# High resistance readings on MI cable



## AllWIRES (Apr 10, 2014)

WronGun said:


> Megging out Mineral Insulated cable runs me getting high resistance on a few circuits.. Aside from a short circuit and damaged cable what else would cause this ? I walked the whole run and it all looks good, factory tested cable.


Sounds like a small leak somewhere. Especially if you're megging out similar runs and your get higher numbers.

If the insulation is squeezed to much somewhere it might not look damaged but it. Other than that I can't help much. I don't have much experience with MI besides looking at installed.


----------



## Bad Electrician (May 20, 2014)

WronGun said:


> Megging out Mineral Insulated cable runs me getting high resistance on a few circuits.. Aside from a short circuit and damaged cable what else would cause this ? I walked the whole run and it all looks good, factory tested cable.

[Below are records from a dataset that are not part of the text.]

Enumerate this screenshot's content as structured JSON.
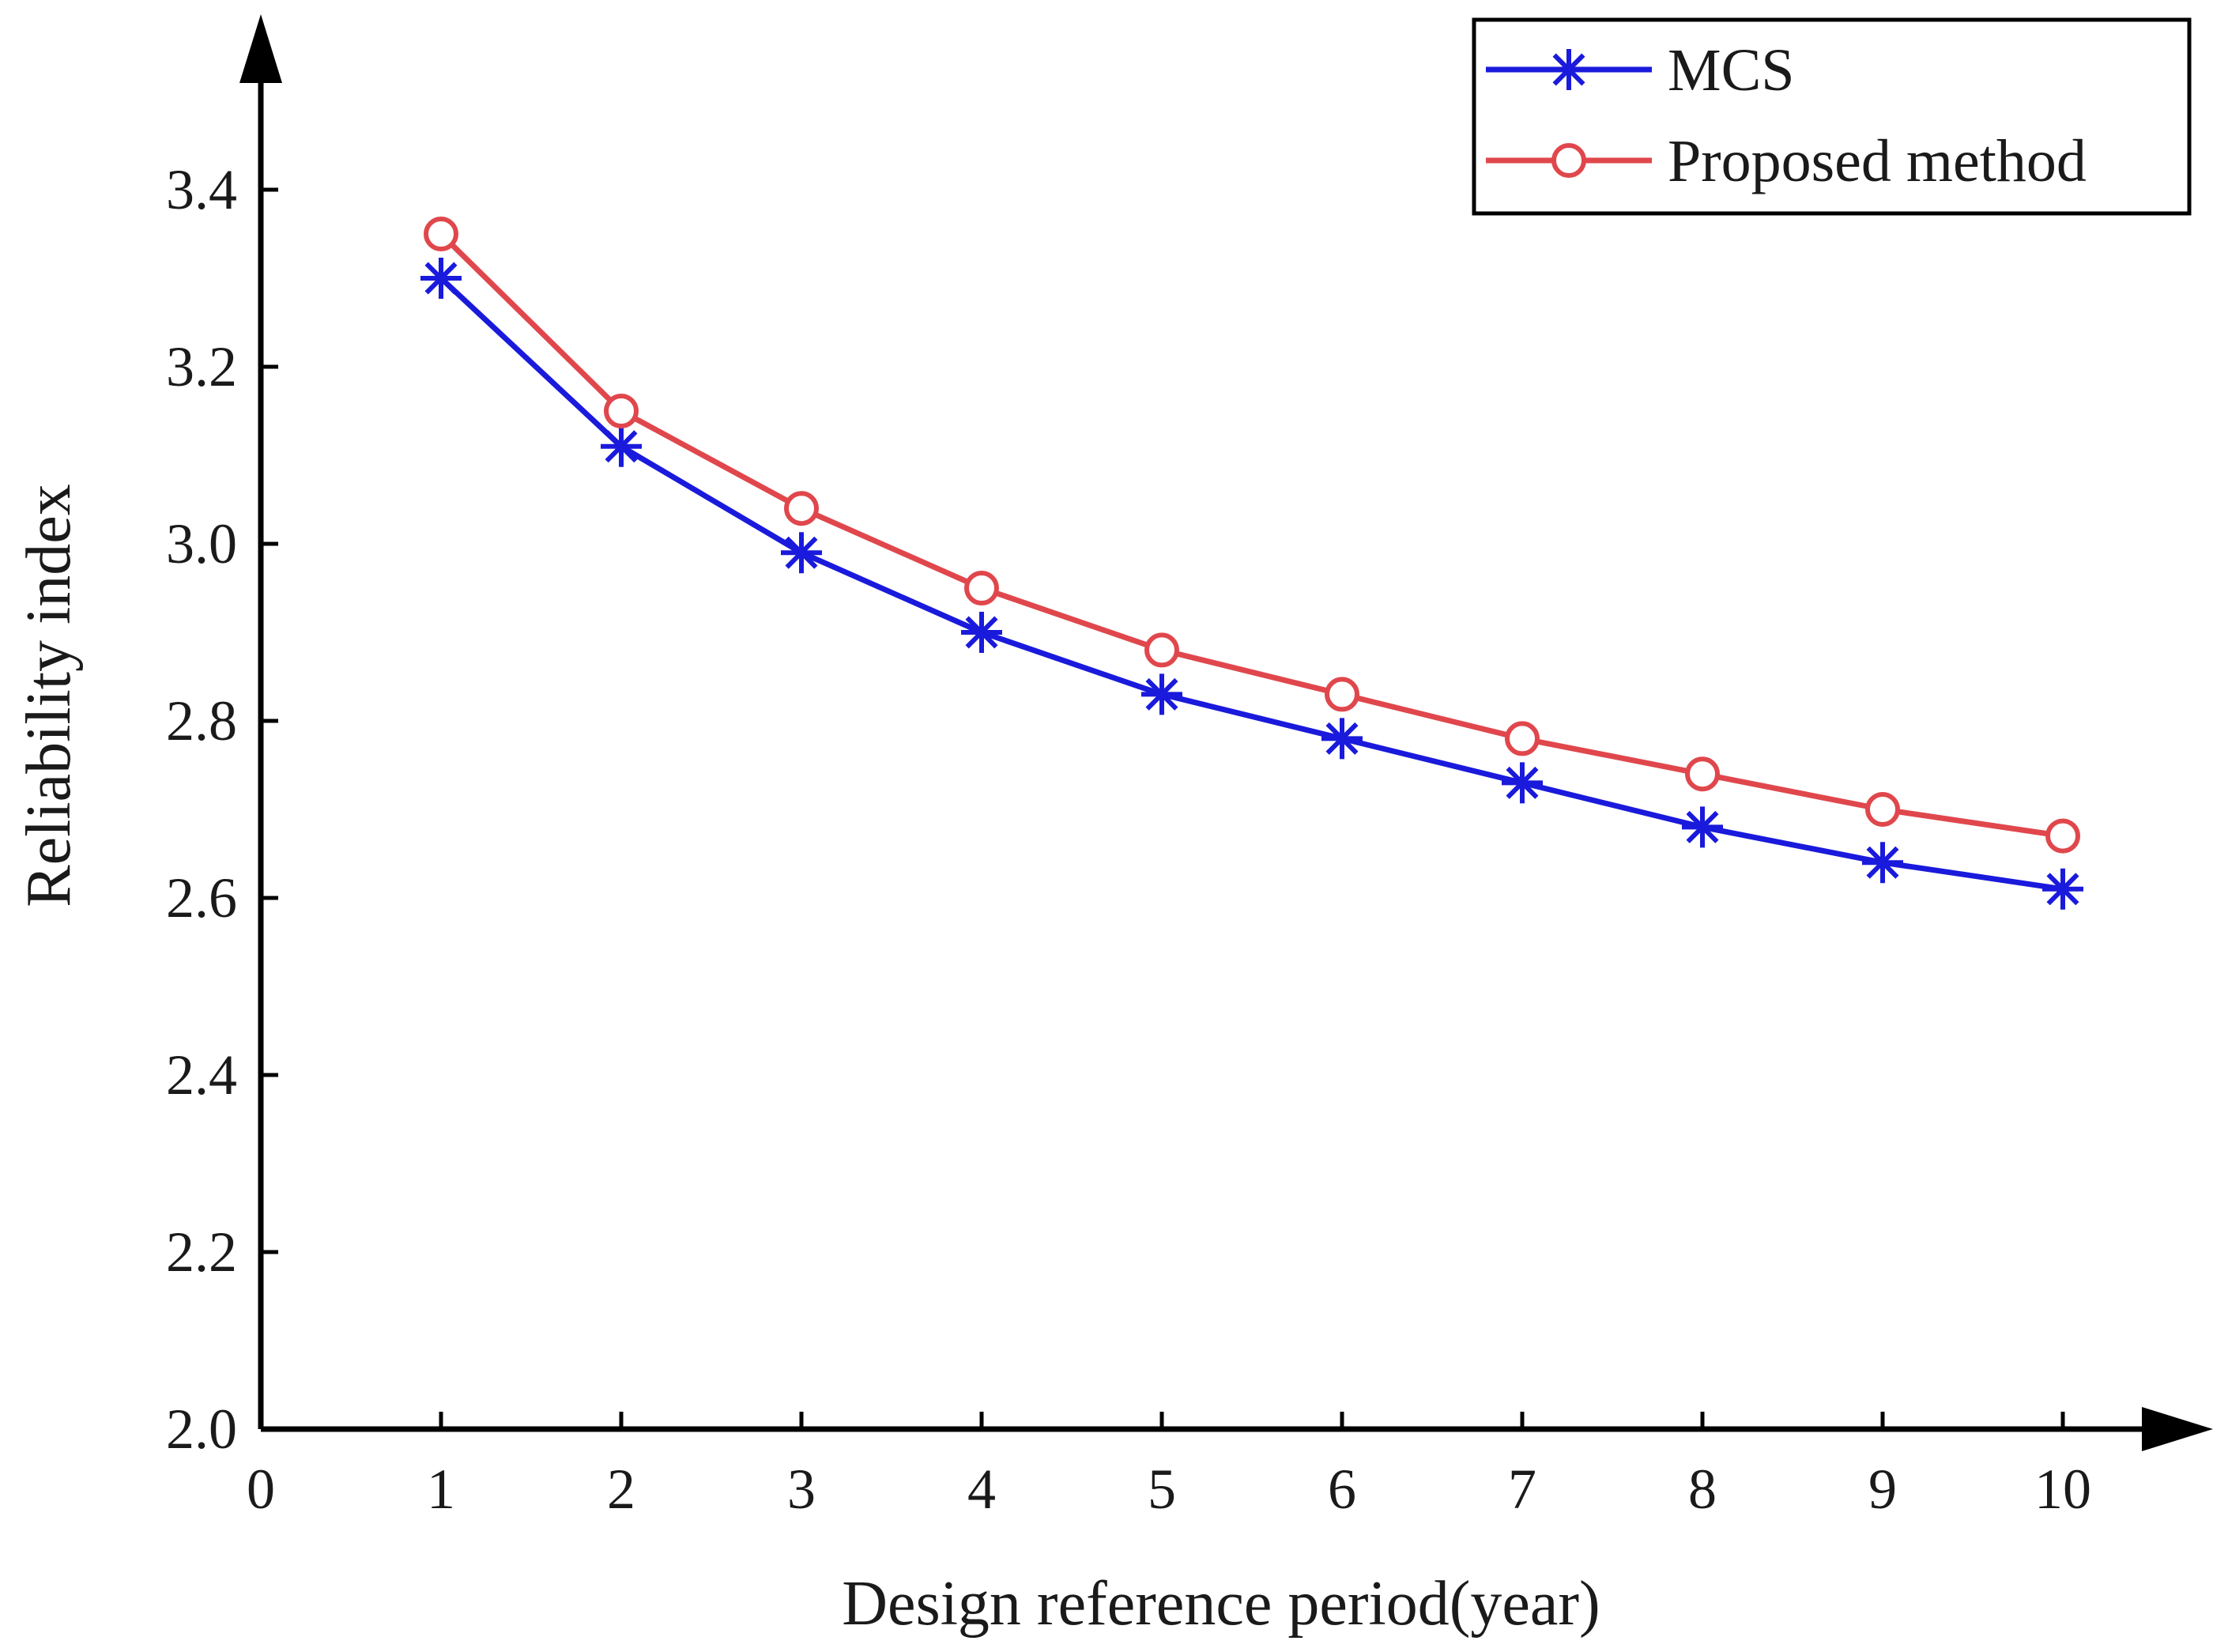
{
  "chart_data": {
    "type": "line",
    "title": "",
    "xlabel": "Design reference period(year)",
    "ylabel": "Reliability index",
    "xlim": [
      0,
      10
    ],
    "ylim": [
      2.0,
      3.5
    ],
    "x_ticks": [
      "0",
      "1",
      "2",
      "3",
      "4",
      "5",
      "6",
      "7",
      "8",
      "9",
      "10"
    ],
    "y_ticks": [
      "2.0",
      "2.2",
      "2.4",
      "2.6",
      "2.8",
      "3.0",
      "3.2",
      "3.4"
    ],
    "x": [
      1,
      2,
      3,
      4,
      5,
      6,
      7,
      8,
      9,
      10
    ],
    "series": [
      {
        "name": "MCS",
        "color": "#1a1adc",
        "marker": "asterisk",
        "values": [
          3.3,
          3.11,
          2.99,
          2.9,
          2.83,
          2.78,
          2.73,
          2.68,
          2.64,
          2.61
        ]
      },
      {
        "name": "Proposed method",
        "color": "#e0474c",
        "marker": "circle",
        "values": [
          3.35,
          3.15,
          3.04,
          2.95,
          2.88,
          2.83,
          2.78,
          2.74,
          2.7,
          2.67
        ]
      }
    ],
    "legend_position": "top-right",
    "grid": false
  }
}
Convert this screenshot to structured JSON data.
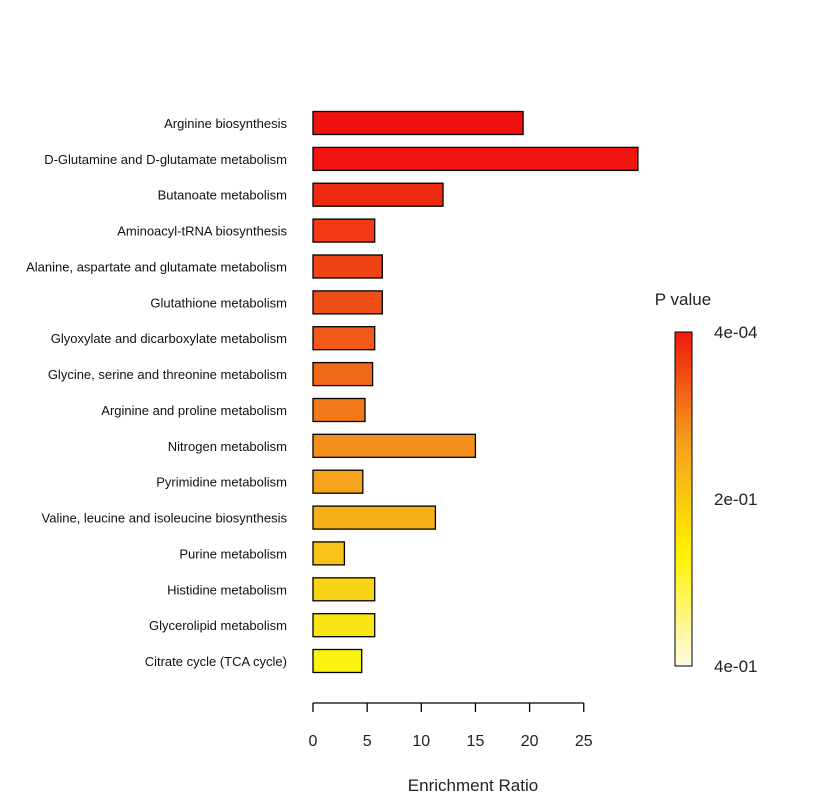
{
  "chart_data": {
    "type": "bar",
    "orientation": "horizontal",
    "categories": [
      "Arginine biosynthesis",
      "D-Glutamine and D-glutamate metabolism",
      "Butanoate metabolism",
      "Aminoacyl-tRNA biosynthesis",
      "Alanine, aspartate and glutamate metabolism",
      "Glutathione metabolism",
      "Glyoxylate and dicarboxylate metabolism",
      "Glycine, serine and threonine metabolism",
      "Arginine and proline metabolism",
      "Nitrogen metabolism",
      "Pyrimidine metabolism",
      "Valine, leucine and isoleucine biosynthesis",
      "Purine metabolism",
      "Histidine metabolism",
      "Glycerolipid metabolism",
      "Citrate cycle (TCA cycle)"
    ],
    "values": [
      19.4,
      30.0,
      12.0,
      5.7,
      6.4,
      6.4,
      5.7,
      5.5,
      4.8,
      15.0,
      4.6,
      11.3,
      2.9,
      5.7,
      5.7,
      4.5
    ],
    "bar_colors": [
      "#f0120e",
      "#f3140f",
      "#ee2a13",
      "#f03a14",
      "#ee4416",
      "#ee4f17",
      "#f15a19",
      "#f26819",
      "#f37a1a",
      "#f3901c",
      "#f5a31c",
      "#f6b01a",
      "#f7c318",
      "#f8d316",
      "#f9e414",
      "#fbf20f"
    ],
    "xlabel": "Enrichment Ratio",
    "ylabel": "",
    "xlim": [
      0,
      30
    ],
    "xticks": [
      "0",
      "5",
      "10",
      "15",
      "20",
      "25"
    ],
    "grid": false,
    "legend": {
      "title": "P value",
      "placement": "right",
      "type": "colorbar",
      "labels": [
        "4e-04",
        "2e-01",
        "4e-01"
      ],
      "colors": [
        "#ee1a0e",
        "#f5a01c",
        "#fff200",
        "#fffbe6"
      ]
    }
  }
}
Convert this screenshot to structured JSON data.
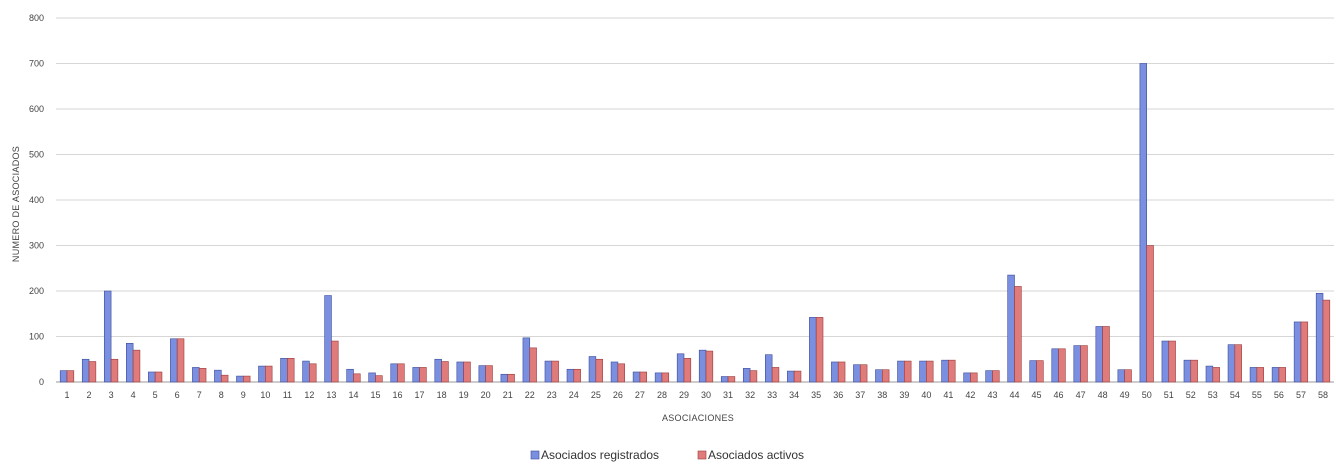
{
  "chart_data": {
    "type": "bar",
    "xlabel": "ASOCIACIONES",
    "ylabel": "NUMERO DE ASOCIADOS",
    "ylim": [
      0,
      800
    ],
    "yticks": [
      0,
      100,
      200,
      300,
      400,
      500,
      600,
      700,
      800
    ],
    "grid": true,
    "legend_position": "bottom",
    "categories": [
      "1",
      "2",
      "3",
      "4",
      "5",
      "6",
      "7",
      "8",
      "9",
      "10",
      "11",
      "12",
      "13",
      "14",
      "15",
      "16",
      "17",
      "18",
      "19",
      "20",
      "21",
      "22",
      "23",
      "24",
      "25",
      "26",
      "27",
      "28",
      "29",
      "30",
      "31",
      "32",
      "33",
      "34",
      "35",
      "36",
      "37",
      "38",
      "39",
      "40",
      "41",
      "42",
      "43",
      "44",
      "45",
      "46",
      "47",
      "48",
      "49",
      "50",
      "51",
      "52",
      "53",
      "54",
      "55",
      "56",
      "57",
      "58"
    ],
    "series": [
      {
        "name": "Asociados registrados",
        "color": "#7b8fe0",
        "values": [
          25,
          50,
          200,
          85,
          22,
          95,
          32,
          26,
          13,
          35,
          52,
          46,
          190,
          28,
          20,
          40,
          32,
          50,
          44,
          36,
          17,
          97,
          46,
          28,
          56,
          44,
          22,
          20,
          62,
          70,
          12,
          30,
          60,
          24,
          142,
          44,
          38,
          27,
          46,
          46,
          48,
          20,
          25,
          235,
          47,
          73,
          80,
          122,
          27,
          700,
          90,
          48,
          35,
          82,
          32,
          32,
          132,
          195
        ]
      },
      {
        "name": "Asociados activos",
        "color": "#e07b7b",
        "values": [
          25,
          45,
          50,
          70,
          22,
          95,
          30,
          15,
          13,
          35,
          52,
          40,
          90,
          18,
          14,
          40,
          32,
          45,
          44,
          36,
          17,
          75,
          46,
          28,
          50,
          40,
          22,
          20,
          52,
          68,
          12,
          25,
          32,
          24,
          142,
          44,
          38,
          27,
          46,
          46,
          48,
          20,
          25,
          210,
          47,
          73,
          80,
          122,
          27,
          300,
          90,
          48,
          32,
          82,
          32,
          32,
          132,
          180
        ]
      }
    ]
  },
  "legend": {
    "items": [
      {
        "label": "Asociados registrados",
        "color": "#7b8fe0"
      },
      {
        "label": "Asociados activos",
        "color": "#e07b7b"
      }
    ]
  }
}
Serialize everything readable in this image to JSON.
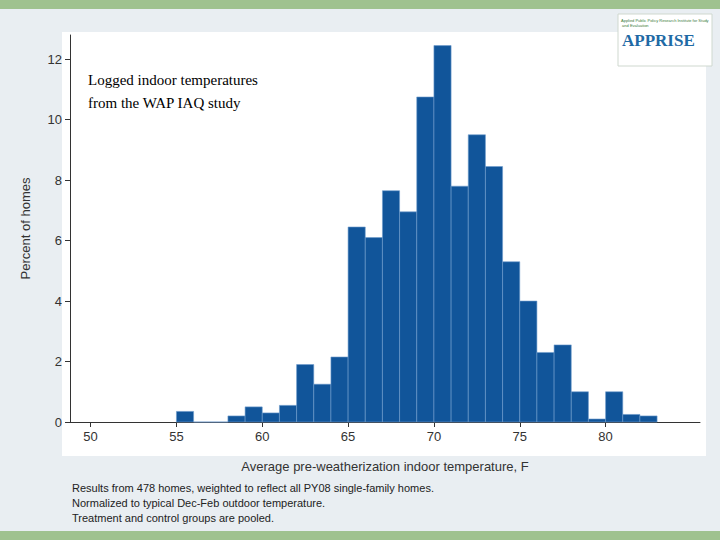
{
  "chart_data": {
    "type": "histogram",
    "annotation": [
      "Logged indoor temperatures",
      "from the WAP IAQ study"
    ],
    "x_label": "Average pre-weatherization indoor temperature, F",
    "y_label": "Percent of homes",
    "notes": [
      "Results from 478 homes, weighted to reflect all PY08 single-family homes.",
      "Normalized to typical Dec-Feb outdoor temperature.",
      "Treatment and control groups are pooled."
    ],
    "logo": {
      "title": "APPRISE",
      "subtitle": "Applied Public Policy Research Institute for Study and Evaluation"
    },
    "bins": [
      55,
      56,
      57,
      58,
      59,
      60,
      61,
      62,
      63,
      64,
      65,
      66,
      67,
      68,
      69,
      70,
      71,
      72,
      73,
      74,
      75,
      76,
      77,
      78,
      79,
      80,
      81,
      82,
      83
    ],
    "values": [
      0.35,
      0,
      0,
      0.2,
      0.5,
      0.3,
      0.55,
      1.9,
      1.25,
      2.15,
      6.45,
      6.1,
      7.65,
      6.95,
      10.75,
      12.45,
      7.8,
      9.5,
      8.45,
      5.3,
      4.0,
      2.3,
      2.55,
      1.0,
      0.1,
      1.0,
      0.25,
      0.2
    ],
    "color": "#11559a",
    "xlim": [
      48.8,
      85.5
    ],
    "xticks": [
      50,
      55,
      60,
      65,
      70,
      75,
      80
    ],
    "ylim": [
      0,
      12.8
    ],
    "yticks": [
      0,
      2,
      4,
      6,
      8,
      10,
      12
    ],
    "grid": false
  }
}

Are you talking about from the copper jacket to the conductor?

You want high resistance readings.

IF you have low readings, the most likely culprit is moisture absorption close to the exposed ends. You heat the ends up, as I remember it substantially like with a torch for 8"-12" back from the ends Megger it and install it, assuming the readings improve..


----------



## WronGun (Oct 18, 2013)

Bad Electrician said:


> Are you talking about from the copper jacket to the conductor? You want high resistance readings. IF you have low readings, the most likely culprit is moisture absorption close to the exposed ends. You heat the ends up, as I remember it substantially like with a torch for 8"-12" back from the ends Megger it and install it, assuming the readings improve..


My mistake I will edit that .... Yes getting low readings on a few and OL (infinity) on most. I will be torching tomorrow trying to eliminate possible moisture.


----------



## Bad Electrician (May 20, 2014)

WronGun said:


> My mistake I will edit that .... Yes getting low readings on a few and OL (infinity) on most. I will be torching tomorrow trying to eliminate possible moisture.


Every case where I had low readings the heat fixed it, I had a commercial heat gun when I did it, but have know electricians that did the torch.


----------



## bobbarker (Aug 6, 2015)

As has been stated use a blow torch to get condensation out. You will only have to torch about the last 3 feet of the wire and NEVER cut off the taped ends until ready to install and when they are cut off make sure to tape them back up to keep moisture until you are ready to terminate them


----------



## AllWIRES (Apr 10, 2014)

WronGun said:


> My mistake I will edit that .... Yes getting low readings on a few and OL (infinity) on most. I will be torching tomorrow trying to eliminate possible moisture.


I knew what you meant 👍🏻


----------



## cagresham85 (Apr 28, 2016)

I have never used the stuff but it is wired to a transformer or motor? Those will throw off megger readings.


----------



## WronGun (Oct 18, 2013)

cagresham85 said:


> I have never used the stuff but it is wired to a transformer or motor? Those will throw off megger readings.


It's not terminated yet at either end.. After torching all reading came back OL


----------



## Bad Electrician (May 20, 2014)

cagresham85 said:


> I have never used the stuff but it is wired to a transformer or motor? Those will throw off megger readings.


 With MI Cable you should always Megger it when you unload it off the truck, and reseal the ends, Megger it when installed and reseal the ends, then Megger it at time of installation


----------



## cabletie (Feb 12, 2011)

Bad Electrician said:


> With MI Cable you should always Megger it when you unload it off the truck, and reseal the ends, Megger it when installed and reseal the ends, then Megger it at time of installation


I was going to say the same thing when I saw someone else say that you should not open up the ends until it is terminated. You have to open the ends to test like Bad electrician stated.

The stuff is horrible to work with as it is. But after a fire, the insulation is supposed to harden, making it impossible to bend. I don't know what temperature that happens at. I would be careful heating it up to much to chase out the moisture if it hasn't been terminated yet.

Pulling long runs in absolutely sucks. If I didn't get fired for pulling one in damaged or damaging it myself, I would probably quit before replacing it!


----------



## Southeast Power (Jan 18, 2009)

Bad Electrician said:


> With MI Cable you should always Megger it when you unload it off the truck, and reseal the ends, Megger it when installed and reseal the ends, then Megger it at time of installation


Brian,
Do you cut the outer jacket back to meg the conductor or is there a better way to get on it without cutting into it?


----------